In deciding, they apply the principle of inter-generational equity: that is, each generation that benefits from an investment, should contribute to the cost of it.

For example, the cost of investment in a wastewater plant that is expected to serve a community for at least 50 years, should be covered by generations spanning those 50 years.

One way of doing this is to borrow and pay it off during the 50-year lifetime of the plant, ensuring that each generation which benefits also contributes.

If debt is used in this way, it makes sense to me. I suspect it is not always used like this, but it seems like a good principle. Without it, you end up with some nice new infrastructure, then decades of councils cutting infrastructure spending to keep rates down followed by a new infrastructure and rates crisis in 50 years. Councils also have access to cheaper lending than we do.

I also question why water should be done by each council instead of a Three Waters style central government approach. That could be one big infrastructure burden removed from councils.

[–] BaconWrappedEnigma@lemmy.nz 2 points 1 day ago (1 children)

I think you are right to question water. The Three Waters thing got needlessly politicised. In the future, we'll see more shared infrastructure and more "shared blueprints" for how to do things as we go forward. I don't agree with the current central government's austerity (they recommended shuttering all regional councils) but I do think that there is a lot of overlap in services. It's pretty amazing how much autonomy the councils have, but one problem with that autonomy is that many of them reinvent the wheel.

Organisations, like LGNZ which you linked to, are already working to streamline things and provide economies of scale to local councils.

The problem with debt is that it is not used like LGNZ described. It is used to shift the burden down to the next batch of elected officials and to our children. This is done without enough public consultation. My view is that there isn't enough long-term accountability, and we need some sort of meaningful cap on rates rises; with exceptions for emergencies of course. Anything above and beyond that budget should have to go for a referendum: e.g. "Let's take on debt to build a sports field!" should be voted on by constituents.

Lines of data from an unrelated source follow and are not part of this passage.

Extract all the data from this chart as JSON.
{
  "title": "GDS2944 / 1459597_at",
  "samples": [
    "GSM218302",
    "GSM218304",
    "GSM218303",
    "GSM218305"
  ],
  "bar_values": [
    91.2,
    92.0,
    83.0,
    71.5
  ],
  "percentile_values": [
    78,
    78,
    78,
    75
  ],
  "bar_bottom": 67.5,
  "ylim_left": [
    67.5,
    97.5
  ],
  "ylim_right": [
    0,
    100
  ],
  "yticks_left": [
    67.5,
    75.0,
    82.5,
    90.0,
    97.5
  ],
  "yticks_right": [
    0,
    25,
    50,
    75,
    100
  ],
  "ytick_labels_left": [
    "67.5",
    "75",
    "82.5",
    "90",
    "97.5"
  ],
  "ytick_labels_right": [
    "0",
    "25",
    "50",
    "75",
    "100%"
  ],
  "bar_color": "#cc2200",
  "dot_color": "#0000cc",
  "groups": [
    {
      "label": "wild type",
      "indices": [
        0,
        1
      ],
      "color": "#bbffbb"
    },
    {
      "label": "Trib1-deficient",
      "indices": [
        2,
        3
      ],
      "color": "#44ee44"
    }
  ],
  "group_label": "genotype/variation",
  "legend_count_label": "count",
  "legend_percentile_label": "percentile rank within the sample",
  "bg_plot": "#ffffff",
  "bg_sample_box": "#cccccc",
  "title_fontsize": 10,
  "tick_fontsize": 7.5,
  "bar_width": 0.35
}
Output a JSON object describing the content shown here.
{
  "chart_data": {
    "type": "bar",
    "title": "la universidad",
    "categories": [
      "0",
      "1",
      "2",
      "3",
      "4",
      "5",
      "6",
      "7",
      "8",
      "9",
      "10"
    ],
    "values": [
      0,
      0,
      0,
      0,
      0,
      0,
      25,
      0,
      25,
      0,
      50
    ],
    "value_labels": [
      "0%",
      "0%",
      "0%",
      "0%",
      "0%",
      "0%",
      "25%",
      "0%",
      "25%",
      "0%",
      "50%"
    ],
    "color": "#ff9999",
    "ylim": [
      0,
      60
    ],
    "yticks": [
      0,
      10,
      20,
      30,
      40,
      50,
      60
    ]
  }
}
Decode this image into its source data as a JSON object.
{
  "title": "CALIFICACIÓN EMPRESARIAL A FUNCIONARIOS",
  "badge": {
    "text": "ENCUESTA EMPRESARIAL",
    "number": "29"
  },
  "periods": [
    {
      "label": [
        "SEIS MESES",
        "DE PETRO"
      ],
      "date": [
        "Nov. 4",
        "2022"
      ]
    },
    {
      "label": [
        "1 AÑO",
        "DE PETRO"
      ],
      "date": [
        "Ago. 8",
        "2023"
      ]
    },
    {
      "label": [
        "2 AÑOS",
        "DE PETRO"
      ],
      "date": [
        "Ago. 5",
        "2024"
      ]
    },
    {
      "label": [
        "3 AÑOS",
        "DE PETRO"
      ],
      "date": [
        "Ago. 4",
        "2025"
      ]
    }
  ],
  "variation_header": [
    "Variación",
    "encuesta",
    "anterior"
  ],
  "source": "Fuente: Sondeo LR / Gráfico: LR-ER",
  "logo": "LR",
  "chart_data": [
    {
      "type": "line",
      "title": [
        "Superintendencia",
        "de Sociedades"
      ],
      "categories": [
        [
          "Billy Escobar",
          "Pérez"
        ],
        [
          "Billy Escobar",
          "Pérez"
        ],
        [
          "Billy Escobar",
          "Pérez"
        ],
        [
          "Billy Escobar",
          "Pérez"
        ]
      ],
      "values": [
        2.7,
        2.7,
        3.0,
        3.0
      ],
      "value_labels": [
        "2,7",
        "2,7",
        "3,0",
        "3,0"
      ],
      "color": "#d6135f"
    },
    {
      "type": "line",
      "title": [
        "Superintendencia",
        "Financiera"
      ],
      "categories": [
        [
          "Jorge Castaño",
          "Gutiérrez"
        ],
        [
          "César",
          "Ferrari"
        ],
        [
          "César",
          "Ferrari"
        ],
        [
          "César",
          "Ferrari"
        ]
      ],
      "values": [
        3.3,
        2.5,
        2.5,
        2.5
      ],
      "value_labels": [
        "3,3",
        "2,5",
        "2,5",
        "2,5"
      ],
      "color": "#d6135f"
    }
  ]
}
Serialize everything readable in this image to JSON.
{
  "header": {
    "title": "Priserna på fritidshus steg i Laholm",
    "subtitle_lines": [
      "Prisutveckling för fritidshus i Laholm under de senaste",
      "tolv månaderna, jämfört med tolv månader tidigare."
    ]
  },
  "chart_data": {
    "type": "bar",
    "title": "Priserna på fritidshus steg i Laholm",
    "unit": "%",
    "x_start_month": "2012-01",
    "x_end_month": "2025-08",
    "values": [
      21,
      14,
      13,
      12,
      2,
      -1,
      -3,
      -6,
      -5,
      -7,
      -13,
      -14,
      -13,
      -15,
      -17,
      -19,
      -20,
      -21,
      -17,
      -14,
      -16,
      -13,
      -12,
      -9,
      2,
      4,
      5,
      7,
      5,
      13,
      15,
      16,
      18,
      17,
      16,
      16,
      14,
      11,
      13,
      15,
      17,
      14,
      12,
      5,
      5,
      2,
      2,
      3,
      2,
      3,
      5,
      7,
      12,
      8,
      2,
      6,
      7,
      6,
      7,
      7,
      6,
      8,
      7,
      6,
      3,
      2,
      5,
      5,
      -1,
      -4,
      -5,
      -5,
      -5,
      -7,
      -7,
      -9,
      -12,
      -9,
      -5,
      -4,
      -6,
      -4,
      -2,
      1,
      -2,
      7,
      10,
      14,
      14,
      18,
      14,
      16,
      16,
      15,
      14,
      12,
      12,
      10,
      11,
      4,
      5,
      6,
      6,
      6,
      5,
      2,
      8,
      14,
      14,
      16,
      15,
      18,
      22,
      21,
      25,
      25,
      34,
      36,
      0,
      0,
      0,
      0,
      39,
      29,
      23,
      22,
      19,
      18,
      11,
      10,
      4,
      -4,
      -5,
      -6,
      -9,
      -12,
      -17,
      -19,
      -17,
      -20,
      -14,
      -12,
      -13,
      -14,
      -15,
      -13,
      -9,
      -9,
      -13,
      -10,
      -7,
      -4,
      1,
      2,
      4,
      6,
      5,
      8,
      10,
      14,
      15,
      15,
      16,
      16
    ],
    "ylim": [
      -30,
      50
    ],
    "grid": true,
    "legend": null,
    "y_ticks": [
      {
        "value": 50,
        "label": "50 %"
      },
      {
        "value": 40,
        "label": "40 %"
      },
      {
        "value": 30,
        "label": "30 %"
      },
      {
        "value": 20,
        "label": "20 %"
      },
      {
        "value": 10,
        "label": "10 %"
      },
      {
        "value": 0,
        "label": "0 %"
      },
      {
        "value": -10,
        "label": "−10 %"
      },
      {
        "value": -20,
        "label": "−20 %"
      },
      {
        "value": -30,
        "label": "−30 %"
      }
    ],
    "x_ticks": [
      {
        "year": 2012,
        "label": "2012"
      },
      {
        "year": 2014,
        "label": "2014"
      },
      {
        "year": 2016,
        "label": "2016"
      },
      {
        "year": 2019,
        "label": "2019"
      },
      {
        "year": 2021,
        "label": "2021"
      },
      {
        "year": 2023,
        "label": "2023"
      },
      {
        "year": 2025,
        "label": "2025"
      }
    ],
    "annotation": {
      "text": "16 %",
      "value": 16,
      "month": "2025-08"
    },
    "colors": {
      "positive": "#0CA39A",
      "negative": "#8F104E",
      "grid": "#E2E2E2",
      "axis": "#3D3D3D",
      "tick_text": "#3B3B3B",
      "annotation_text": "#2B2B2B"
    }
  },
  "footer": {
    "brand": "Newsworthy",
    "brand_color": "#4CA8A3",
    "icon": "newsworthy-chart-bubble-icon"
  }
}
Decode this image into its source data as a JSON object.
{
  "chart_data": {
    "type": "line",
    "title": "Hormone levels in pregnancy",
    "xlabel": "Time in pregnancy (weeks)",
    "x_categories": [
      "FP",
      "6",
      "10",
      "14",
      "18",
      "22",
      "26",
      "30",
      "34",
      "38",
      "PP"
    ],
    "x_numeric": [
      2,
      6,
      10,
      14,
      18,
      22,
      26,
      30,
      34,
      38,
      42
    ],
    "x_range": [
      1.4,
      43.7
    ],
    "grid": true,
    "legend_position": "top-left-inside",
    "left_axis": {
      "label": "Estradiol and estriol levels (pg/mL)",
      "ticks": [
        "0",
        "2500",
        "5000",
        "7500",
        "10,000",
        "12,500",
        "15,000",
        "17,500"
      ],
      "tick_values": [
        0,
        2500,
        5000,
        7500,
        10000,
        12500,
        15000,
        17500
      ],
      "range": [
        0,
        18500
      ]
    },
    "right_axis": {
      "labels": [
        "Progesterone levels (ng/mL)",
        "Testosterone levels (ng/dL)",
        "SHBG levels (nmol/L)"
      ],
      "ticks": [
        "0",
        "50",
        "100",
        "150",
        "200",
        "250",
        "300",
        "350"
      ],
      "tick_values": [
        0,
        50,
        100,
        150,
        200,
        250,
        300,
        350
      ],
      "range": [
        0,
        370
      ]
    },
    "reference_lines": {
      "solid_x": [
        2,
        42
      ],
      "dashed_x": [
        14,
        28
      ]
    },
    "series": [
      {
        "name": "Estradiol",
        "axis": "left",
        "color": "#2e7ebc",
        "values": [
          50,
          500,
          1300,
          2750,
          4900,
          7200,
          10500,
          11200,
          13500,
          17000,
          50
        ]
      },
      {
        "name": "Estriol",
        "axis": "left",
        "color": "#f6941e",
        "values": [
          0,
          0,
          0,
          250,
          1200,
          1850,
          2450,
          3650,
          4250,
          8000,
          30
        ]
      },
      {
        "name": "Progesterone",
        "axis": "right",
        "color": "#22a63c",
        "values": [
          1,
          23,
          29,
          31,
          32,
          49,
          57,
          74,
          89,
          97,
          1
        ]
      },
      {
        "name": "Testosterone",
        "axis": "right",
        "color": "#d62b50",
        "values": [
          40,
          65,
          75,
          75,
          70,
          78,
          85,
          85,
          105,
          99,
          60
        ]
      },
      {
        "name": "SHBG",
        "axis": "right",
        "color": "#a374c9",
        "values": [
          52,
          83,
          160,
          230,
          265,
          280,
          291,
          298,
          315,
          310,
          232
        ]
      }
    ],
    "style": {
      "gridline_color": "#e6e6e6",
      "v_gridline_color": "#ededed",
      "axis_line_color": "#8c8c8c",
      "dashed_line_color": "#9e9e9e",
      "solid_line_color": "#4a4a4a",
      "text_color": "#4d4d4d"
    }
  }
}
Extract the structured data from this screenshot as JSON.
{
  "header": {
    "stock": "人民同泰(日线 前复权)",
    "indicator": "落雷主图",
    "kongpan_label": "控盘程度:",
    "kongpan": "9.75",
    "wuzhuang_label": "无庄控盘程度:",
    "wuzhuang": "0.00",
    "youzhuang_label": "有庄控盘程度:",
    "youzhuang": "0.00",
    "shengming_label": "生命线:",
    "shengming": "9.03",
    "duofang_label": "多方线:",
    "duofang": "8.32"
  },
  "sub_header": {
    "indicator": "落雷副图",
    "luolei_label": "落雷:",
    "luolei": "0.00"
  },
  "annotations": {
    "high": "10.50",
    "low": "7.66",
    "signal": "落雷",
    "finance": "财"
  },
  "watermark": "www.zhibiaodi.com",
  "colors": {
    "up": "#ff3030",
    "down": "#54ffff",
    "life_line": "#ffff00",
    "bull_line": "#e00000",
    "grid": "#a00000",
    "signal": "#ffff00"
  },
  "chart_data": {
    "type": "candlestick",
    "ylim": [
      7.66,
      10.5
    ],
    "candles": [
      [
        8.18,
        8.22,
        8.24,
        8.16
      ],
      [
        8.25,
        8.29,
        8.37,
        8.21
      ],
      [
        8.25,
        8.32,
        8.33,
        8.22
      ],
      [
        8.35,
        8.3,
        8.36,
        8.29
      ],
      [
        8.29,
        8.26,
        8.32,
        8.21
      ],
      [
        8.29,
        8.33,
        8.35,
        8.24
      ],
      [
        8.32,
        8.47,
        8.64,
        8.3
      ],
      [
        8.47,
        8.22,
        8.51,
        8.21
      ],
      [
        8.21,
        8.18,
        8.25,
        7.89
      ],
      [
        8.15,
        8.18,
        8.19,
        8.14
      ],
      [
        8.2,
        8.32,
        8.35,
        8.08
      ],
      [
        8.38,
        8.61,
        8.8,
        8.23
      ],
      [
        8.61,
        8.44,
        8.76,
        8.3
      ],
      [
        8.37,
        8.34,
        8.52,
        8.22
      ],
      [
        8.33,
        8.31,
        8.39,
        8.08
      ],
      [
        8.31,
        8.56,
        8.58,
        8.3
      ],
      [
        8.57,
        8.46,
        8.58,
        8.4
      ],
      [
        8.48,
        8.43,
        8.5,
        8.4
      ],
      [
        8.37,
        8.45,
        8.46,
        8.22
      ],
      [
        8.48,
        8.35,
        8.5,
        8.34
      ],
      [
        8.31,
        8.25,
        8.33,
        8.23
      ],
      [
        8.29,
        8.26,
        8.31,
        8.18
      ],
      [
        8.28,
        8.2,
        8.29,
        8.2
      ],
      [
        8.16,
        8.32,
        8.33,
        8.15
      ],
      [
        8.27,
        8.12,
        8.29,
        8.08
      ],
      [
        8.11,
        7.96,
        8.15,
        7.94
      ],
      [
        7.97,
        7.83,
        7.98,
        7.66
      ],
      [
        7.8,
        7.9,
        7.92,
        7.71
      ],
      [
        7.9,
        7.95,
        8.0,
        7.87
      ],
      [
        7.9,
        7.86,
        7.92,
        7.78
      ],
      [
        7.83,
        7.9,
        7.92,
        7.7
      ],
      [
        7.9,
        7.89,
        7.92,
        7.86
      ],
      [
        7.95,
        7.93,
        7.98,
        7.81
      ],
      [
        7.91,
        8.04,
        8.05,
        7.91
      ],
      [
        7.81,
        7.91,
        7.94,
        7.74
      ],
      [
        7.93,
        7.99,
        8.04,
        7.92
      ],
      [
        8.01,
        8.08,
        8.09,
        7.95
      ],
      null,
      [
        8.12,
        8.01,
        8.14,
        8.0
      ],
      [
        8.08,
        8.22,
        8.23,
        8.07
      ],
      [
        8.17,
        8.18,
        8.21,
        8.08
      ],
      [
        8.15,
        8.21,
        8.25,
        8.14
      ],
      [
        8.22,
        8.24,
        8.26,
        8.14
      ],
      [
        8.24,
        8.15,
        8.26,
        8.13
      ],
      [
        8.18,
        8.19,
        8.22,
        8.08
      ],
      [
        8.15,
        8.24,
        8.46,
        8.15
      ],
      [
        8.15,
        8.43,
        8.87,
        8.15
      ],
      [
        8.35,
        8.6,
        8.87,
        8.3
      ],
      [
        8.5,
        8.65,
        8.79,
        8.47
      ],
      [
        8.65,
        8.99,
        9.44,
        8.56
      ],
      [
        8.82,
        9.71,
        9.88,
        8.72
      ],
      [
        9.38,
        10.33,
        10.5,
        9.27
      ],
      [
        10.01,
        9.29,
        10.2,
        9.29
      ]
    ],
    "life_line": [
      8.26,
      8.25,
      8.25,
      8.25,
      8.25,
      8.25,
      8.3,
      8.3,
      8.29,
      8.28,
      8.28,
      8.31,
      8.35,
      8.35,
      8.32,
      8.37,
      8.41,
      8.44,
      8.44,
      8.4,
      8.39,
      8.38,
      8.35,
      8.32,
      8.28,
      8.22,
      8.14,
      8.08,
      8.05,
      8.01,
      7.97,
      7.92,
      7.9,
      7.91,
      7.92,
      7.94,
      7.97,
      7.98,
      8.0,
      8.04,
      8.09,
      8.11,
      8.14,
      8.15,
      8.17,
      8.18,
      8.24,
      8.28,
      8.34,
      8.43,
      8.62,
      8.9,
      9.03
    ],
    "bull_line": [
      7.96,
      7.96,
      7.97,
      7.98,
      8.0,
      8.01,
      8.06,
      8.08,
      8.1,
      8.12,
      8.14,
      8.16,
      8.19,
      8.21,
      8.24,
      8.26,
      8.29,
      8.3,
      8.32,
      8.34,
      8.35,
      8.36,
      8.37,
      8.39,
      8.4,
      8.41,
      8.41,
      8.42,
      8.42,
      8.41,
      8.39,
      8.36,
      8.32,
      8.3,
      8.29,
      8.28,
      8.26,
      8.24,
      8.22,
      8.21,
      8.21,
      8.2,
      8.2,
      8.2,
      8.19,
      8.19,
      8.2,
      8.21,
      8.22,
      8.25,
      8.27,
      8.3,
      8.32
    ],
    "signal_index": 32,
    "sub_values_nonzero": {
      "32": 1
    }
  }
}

That would require increased engagement in local government which has been in serious decline as documented by numerous inquiries over the last 5 to 10 years.

It's a wicked problem, but it's not insurmountable if regular people activate and push for the right things.

Have you read any Karl Popper?

[–] Dave@lemmy.nz 1 points 22 hours ago (1 children)

The problem with debt is that it is not used like LGNZ described. It is used to shift the burden down to the next batch of elected officials and to our children. This is done without enough public consultation. My view is that there isn’t enough long-term accountability, and we need some sort of meaningful cap on rates rises; with exceptions for emergencies of course.

Isn't debt the alternative to rates rises? You can keep rates lower by borrowing more and passing the cost on to future rate payers. Rates caps doesn't seem like the answer to too much debt. Why not debt ratio limits?

Have you read any Karl Popper?

I haven't. Is there something in particular I should take a look at?

[–] BaconWrappedEnigma@lemmy.nz 2 points 16 hours ago (1 children)

Isn’t debt the alternative to rates rises?

Yes, and: Elected members seem to treat them the same; which is why I keep conflating them in my posts.

Popper wrote "The Open Society and Its Enemies (1945)" while at University of Canterbury:

https://en.wikipedia.org/wiki/The_Open_Society_and_Its_Enemies

This book came to mind when I wrote "... if regular people activate and push for the right things."

[–] Dave@lemmy.nz 1 points 10 hours ago

Cheers, I've put the book on my list to read at some point.